At present, the use of Cimzia® is restricted to patients of rheumatoid arthritis (RA) with inadequate response to existing therapies. The new application will make it possible to administer Cimzia® to RA patients without previous treatment with anti-RA drugs when rapid progression of structural joint destruction is expected
The application is based on the findings obtained regarding the inhibition of progression of structural joint destruction, clinical efficacy and safety in the PIII C-OPERA clinical trial in which RA patients without previous treatment with methotrexate (MTX) received certolizumab pegol (CZP) and MTX or MTX alone within one year after onset of RA.
Cimzia® is the world’s first PEGylated anti-TNF-a (tumor necrosis factor alpha) antibody for the treatment of RA. It has a high affinity for TNF-a, which is involved in the onset and exacerbation of inflammatory diseases such as RA, and selectively inhibits the effects of TNF-a. It has an extended blood half-life due to PEG moiety attached to its Fc-free Fab region*2, and is effective in the treatment of RA as a subcutaneous injection either every two weeks or once a month. In global clinical trials, co-therapy with Cimzia® and MTX rapidly improved signs and symptoms of RA and continued to be effective during induction and maintenance therapy. Furthermore, Cimzia® prevented progression of joint bone destruction. In clinical trials conducted in Japan, Cimzia® showed rapid and sustained reduction in signs and symptoms and prevented progression of joint destruction when administered with or without MTX. Cimzia® is supplied in the form of a prefilled syringe to facilitate self-administration by RA patients trained by their healthcare professionals.
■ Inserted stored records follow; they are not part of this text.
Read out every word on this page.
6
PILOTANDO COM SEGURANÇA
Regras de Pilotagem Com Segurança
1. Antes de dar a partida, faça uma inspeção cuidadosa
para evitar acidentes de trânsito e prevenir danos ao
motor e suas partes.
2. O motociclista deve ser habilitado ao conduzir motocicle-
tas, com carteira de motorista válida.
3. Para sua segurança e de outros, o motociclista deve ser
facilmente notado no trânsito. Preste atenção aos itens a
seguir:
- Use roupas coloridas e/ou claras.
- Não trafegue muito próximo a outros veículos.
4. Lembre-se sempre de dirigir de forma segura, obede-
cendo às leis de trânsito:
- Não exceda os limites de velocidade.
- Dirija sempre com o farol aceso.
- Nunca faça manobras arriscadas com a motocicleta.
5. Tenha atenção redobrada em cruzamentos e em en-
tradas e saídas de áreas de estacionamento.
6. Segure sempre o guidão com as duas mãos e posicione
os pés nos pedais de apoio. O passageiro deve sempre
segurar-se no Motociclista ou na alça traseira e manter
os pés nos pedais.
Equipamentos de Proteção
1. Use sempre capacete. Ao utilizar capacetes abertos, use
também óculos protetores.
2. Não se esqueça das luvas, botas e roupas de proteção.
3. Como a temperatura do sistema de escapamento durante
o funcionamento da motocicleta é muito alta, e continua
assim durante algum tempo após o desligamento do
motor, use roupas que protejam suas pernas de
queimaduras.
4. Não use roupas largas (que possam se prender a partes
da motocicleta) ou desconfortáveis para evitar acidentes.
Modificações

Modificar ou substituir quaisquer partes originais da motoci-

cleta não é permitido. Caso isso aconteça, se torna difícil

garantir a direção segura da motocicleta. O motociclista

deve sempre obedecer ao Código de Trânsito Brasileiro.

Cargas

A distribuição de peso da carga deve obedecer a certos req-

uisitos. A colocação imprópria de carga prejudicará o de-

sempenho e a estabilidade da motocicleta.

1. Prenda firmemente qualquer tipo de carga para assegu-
In January 2012, Astellas and UCB signed an agreement to jointly develop and commercialize Cimzia® in Japan. Cimzia® was granted Japanese marketing approval in December, 2012 and was launched in March, 2013. Astellas will make a milestone payment to UCB upon additional indication submission. Impact of this payment on Astellas’ financial results of the current fiscal year ending March 31, 2015 will be immaterial.
Astellas and UCB believe that the additional indication of certolizumab pegol will be able to contribute further to improvement of the treatment of RA.
*1: PEGylated – PEGylation refers to the modification of an antibody with polyethylene glycol.
*2: The antibody is a Y-shaped molecule comprised of two antigen-recognizing Fab regions in the upper part and a complement-binding Fc region at the base.